La seconde fois je me réveille en sursaut. Le brunch ! Quelle heure est-il ? Un coup d'œil en direction de la baie vitrée m'indique que la matinée est bien avancée : désormais haute dans le ciel d'un bleu azur sans nuage, la double étoile autour de laquelle gravite Prioxus brille de tous ses feux, inondant ma chambre de son éclat.

— Zut !

D'un geste brusque, je repousse mes draps, bondis sur mes pieds et me précipite vers la penderie. Je m'empare de la première tenue qui ne me vaudra pas une récrimination maternelle et tresse ma longue chevelure auburn avec le plus grand soin. Un soupçon de parfum, un maquillage léger, une dernière vérification...

Ma psyché me renvoie l'image d'une jeune femme au teint de porcelaine et aux yeux gris-verts d'une élégante sobriété. La gentille, sage et parfaite mademoiselle de Tallec, telle que l'attend la bonne société, la seule qui obtiendra jamais l'approbation de sa parentèle.

— Je te déteste.

Je tire la langue à mon reflet et lui tourne le dos pour rejoindre mes parents.

La chaleur s'abat sur moi comme une chape de plomb dès que je passe le seuil de la porte-fenêtre donnant sur la terrasse. C'en est presque suffocant et je bénis la pergola végétale qui me protège des rayons ardents de l'été. Je profite une brève seconde du point de vue qui m'est offert sur le parc arboré en contrebas avant de m'en détourner pour me diriger vers la table dressée spécialement pour l'évènement hebdomadaire. Je ne peux m'empêcher de remarquer la présence d'un quatrième couvert et jette un regard surpris à mon père, auquel la barbe soigneusement taillée donne l'air sévère.

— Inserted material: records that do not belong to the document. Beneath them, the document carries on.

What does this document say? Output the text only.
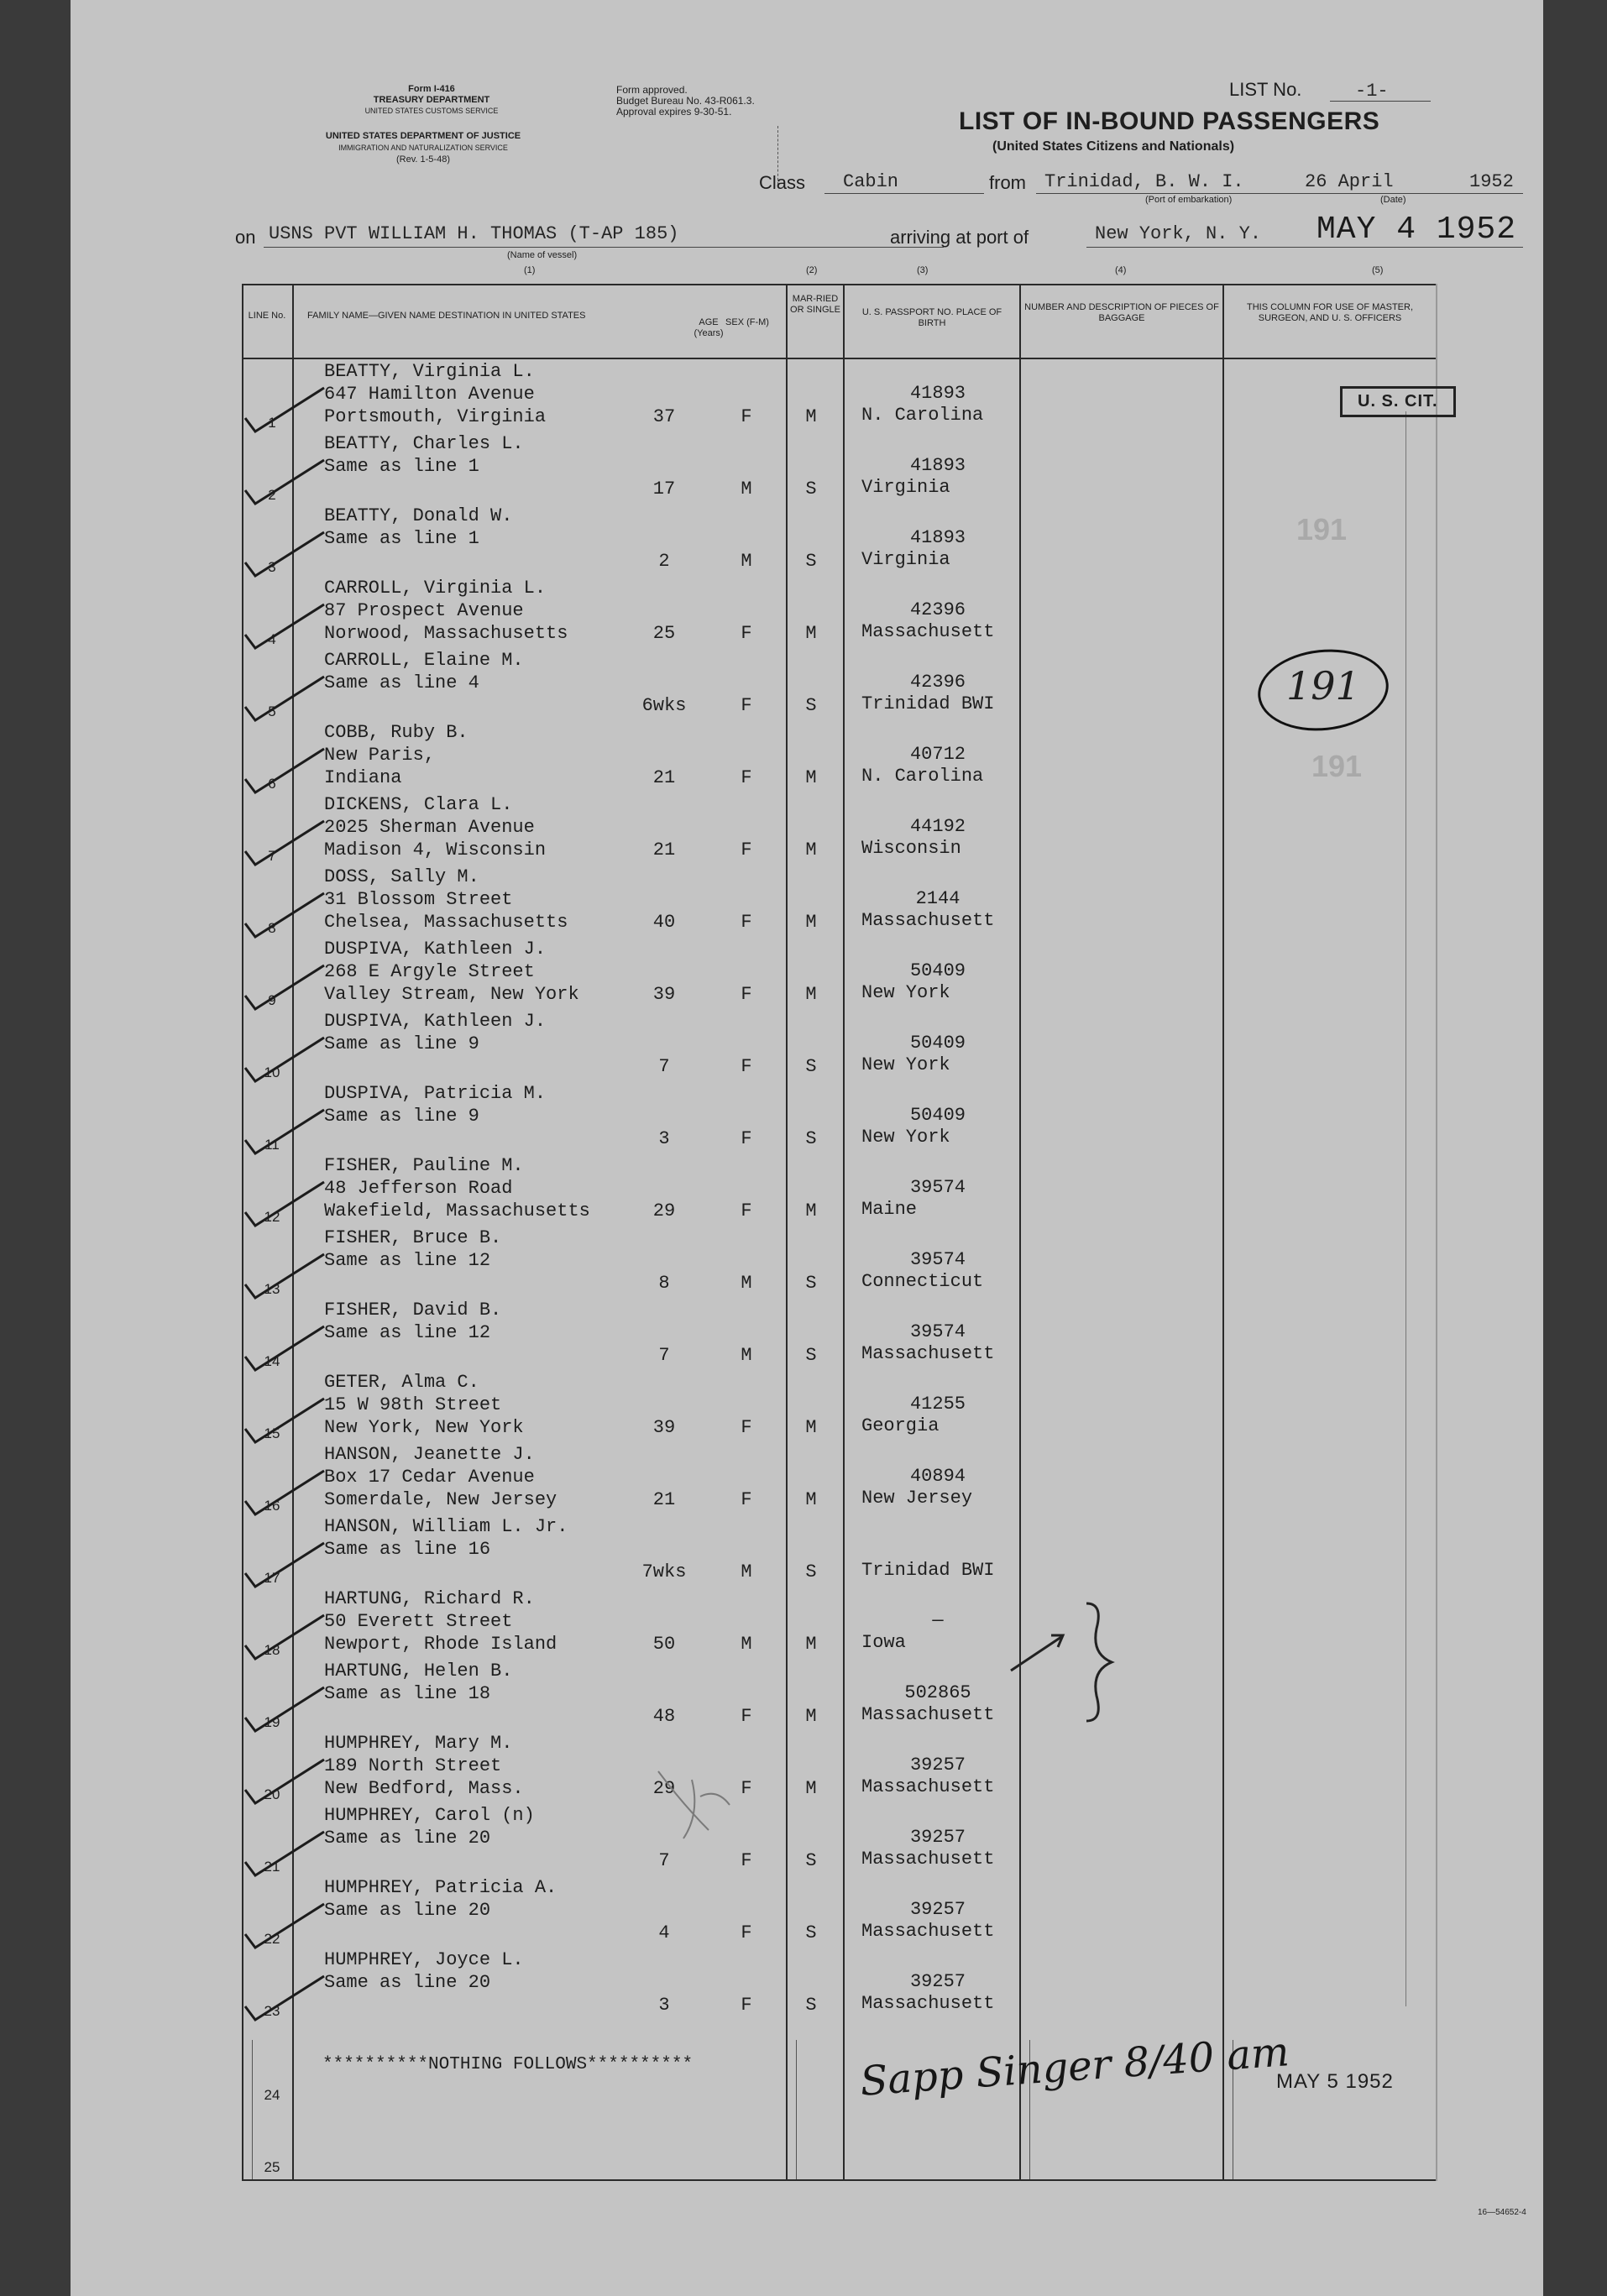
Form I-416
TREASURY DEPARTMENT
UNITED STATES CUSTOMS SERVICE
Form approved.
Budget Bureau No. 43-R061.3.
Approval expires 9-30-51.
UNITED STATES DEPARTMENT OF JUSTICE
IMMIGRATION AND NATURALIZATION SERVICE
(Rev. 1-5-48)
LIST No.	-1-
LIST OF IN-BOUND PASSENGERS
(United States Citizens and Nationals)
Class Cabin	from Trinidad, B. W. I.	26 April	1952
(Port of embarkation)	(Date)
on USNS PVT WILLIAM H. THOMAS (T-AP 185)
(Name of vessel)
arriving at port of	New York, N. Y. MAY 4 1952
(1)	(2)	(3)	(4)	(5)
LINE No.	FAMILY NAME—GIVEN NAME DESTINATION IN UNITED STATES
AGE (Years)
SEX (F-M)
MAR-RIED OR SINGLE	U. S. PASSPORT NO. PLACE OF BIRTH
NUMBER AND DESCRIPTION OF PIECES OF BAGGAGE
THIS COLUMN FOR USE OF MASTER, SURGEON, AND U. S. OFFICERS
1
BEATTY, Virginia L.
647 Hamilton Avenue
Portsmouth, Virginia	37	F	M
41893
N. Carolina
2
BEATTY, Charles L.
Same as line 1
17	M	S
41893
Virginia
3
BEATTY, Donald W.
Same as line 1
2	M	S
41893
Virginia
4
CARROLL, Virginia L.
87 Prospect Avenue
Norwood, Massachusetts	25	F	M
42396
Massachusett
5
CARROLL, Elaine M.
Same as line 4
6wks	F	S
42396
Trinidad BWI
6
COBB, Ruby B.
New Paris,
Indiana	21	F	M
40712
N. Carolina
7
DICKENS, Clara L.
2025 Sherman Avenue
Madison 4, Wisconsin	21	F	M
44192
Wisconsin
8
DOSS, Sally M.
31 Blossom Street
Chelsea, Massachusetts	40	F	M
2144
Massachusett
9
DUSPIVA, Kathleen J.
268 E Argyle Street
Valley Stream, New York	39	F	M
50409
New York
10
DUSPIVA, Kathleen J.
Same as line 9
7	F	S
50409
New York
11
DUSPIVA, Patricia M.
Same as line 9
3	F	S
50409
New York
12
FISHER, Pauline M.
48 Jefferson Road
Wakefield, Massachusetts	29	F	M
39574
Maine
13
FISHER, Bruce B.
Same as line 12
8	M	S
39574
Connecticut
14
FISHER, David B.
Same as line 12
7	M	S
39574
Massachusett
15
GETER, Alma C.
15 W 98th Street
New York, New York	39	F	M
41255
Georgia
16
HANSON, Jeanette J.
Box 17 Cedar Avenue
Somerdale, New Jersey	21	F	M
40894
New Jersey
17
HANSON, William L. Jr.
Same as line 16
7wks	M	S	Trinidad BWI
18
HARTUNG, Richard R.
50 Everett Street
Newport, Rhode Island	50	M	M
—
Iowa
19
HARTUNG, Helen B.
Same as line 18
48	F	M
502865
Massachusett
20
HUMPHREY, Mary M.
189 North Street
New Bedford, Mass.	29	F	M
39257
Massachusett
21
HUMPHREY, Carol (n)
Same as line 20
7	F	S
39257
Massachusett
22
HUMPHREY, Patricia A.
Same as line 20
4	F	S
39257
Massachusett
23
HUMPHREY, Joyce L.
Same as line 20
3	F	S
39257
Massachusett
24
25
U. S. CIT.
191
191
191
**********NOTHING FOLLOWS**********	Sapp Singer 8/40 am
MAY 5 1952
16—54652-4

— Attendons-nous un invité ?

Ma mère éclate de rire.

— Voyons Cassandre ! Charles ! Tu te souviens ? Nous l'avions invité à se joindre à nous la semaine dernière !

Sa réaction me fait la même impression que celle de mordre dans un fruit acide et je dissimule mon dépit en feignant un sourire qui, je l'espère, donnera le change.

— J'avais oublié, lui assuré-je en prenant place à côté d'elle.

Ce qui n'a rien d'un mensonge. Ma mère lève les yeux au ciel avec un soupir.

— Comment fais-tu ? Cela me dépasse ! Tu es toujours si distraite... et ce n'est pas de moi qu'elle tient ce trait de caractère, David !

— Bien sûr ma chère, répond mon père sans lever les yeux de son terminal, absorbé par quelque rapport d'activité sans doute.

Ma mère pose sa main sur mon avant-bras pour attirer mon attention.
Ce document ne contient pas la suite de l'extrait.